Nelson: “I would say their athleticism with the linebackers being able to play the read was a little bit of a difference maker. And then they had a couple plays where we slid the protection the wrong way. So I’d say that sort of helped in that case.”
Oklahoma won at Ohio State earlier this season, 31-16, flipping the result of the matchup from the previous year. Ohio State center Billy Price, watching Oklahoma’s offense from the sideline both years, warned that opponents need to be prepared.
Price: “And I know that firsthand, being on the winning end of it last year in a pretty strong dominant effort, and then having the tables tipped on us, at home and watching 6 [Mayfield] dance around, and watching [All-America tight end] Mark Andrews and those guys make plays in the secondary against our guys. Because we’ve got some pretty talented talented guys. We’ve got a front four, Big Ten defensive lineman of the year. A Butkus Award winner. Again, if you can slow down those guys, then you’ve got a chance.”
Oklahoma’s offensive line is anchored by Brown at tackle and, even with Oliver’s previously stated skepticism, has plenty of girth, as Texas cornerback Elliott pointed out.
Eliott: “They have a great tackle and a really great guard.

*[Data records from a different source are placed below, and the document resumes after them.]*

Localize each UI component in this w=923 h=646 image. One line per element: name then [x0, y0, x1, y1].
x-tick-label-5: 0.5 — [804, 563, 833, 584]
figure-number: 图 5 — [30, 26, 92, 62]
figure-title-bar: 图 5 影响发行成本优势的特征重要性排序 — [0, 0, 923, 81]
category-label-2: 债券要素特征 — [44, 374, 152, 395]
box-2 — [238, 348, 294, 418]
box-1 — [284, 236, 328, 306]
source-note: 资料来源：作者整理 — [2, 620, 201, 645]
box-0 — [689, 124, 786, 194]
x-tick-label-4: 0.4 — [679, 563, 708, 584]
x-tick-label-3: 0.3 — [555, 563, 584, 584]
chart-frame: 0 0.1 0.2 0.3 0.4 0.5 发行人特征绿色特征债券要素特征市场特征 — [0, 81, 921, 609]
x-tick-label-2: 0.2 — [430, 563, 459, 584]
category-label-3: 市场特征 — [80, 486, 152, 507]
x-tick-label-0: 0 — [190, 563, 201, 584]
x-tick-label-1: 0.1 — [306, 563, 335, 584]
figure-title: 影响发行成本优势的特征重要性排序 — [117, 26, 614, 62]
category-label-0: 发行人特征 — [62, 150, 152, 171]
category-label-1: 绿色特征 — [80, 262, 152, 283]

They all play at a championship level. They’re huge. And once they get their hands on you, then you’re pretty much done. So you’ve got to make sure they keep their hands off you.”
Elliott also shakes his head at skeptics who say Big 12 offenses get shut down once they face good defenses from other conferences.
Elliott: “I don’t agree with that at all. Because we preach physicality. In my opinion we were the most physical team in the Big 12 and I felt at that point in time we could play with pretty much almost any team in the country. Some teams, like of course Alabama. But for the most part we could play in any other conference and be OK.”
Defenses in the Big 12 are hurt because of the offenses they play?
Elliott: “Yeah, because the type of offenses we play they’re going to spread the field. Quick. Fast, get it to whoever’s open. Of course it’s harder, but that’s the league we play in.”
Oliver, the Houston star, may doubt the interior linemen, but he doesn’t doubt Mayfield.
Oliver: “He’s going to bring it every game. Don’t think you’re going to get an off day from Baker, as I could see. He’s a very tough competitor. And you’ve got to keep him contained and you’ve got to hit him and you’ve got to hit him early and you’ve got to hit him often just to keep him contained. Because if you don’t he can turn it on like that and be super explosive.”
That said …
Oliver: “But if you do a good job of containing and trying to hit him and get at him, you’ll be all right.”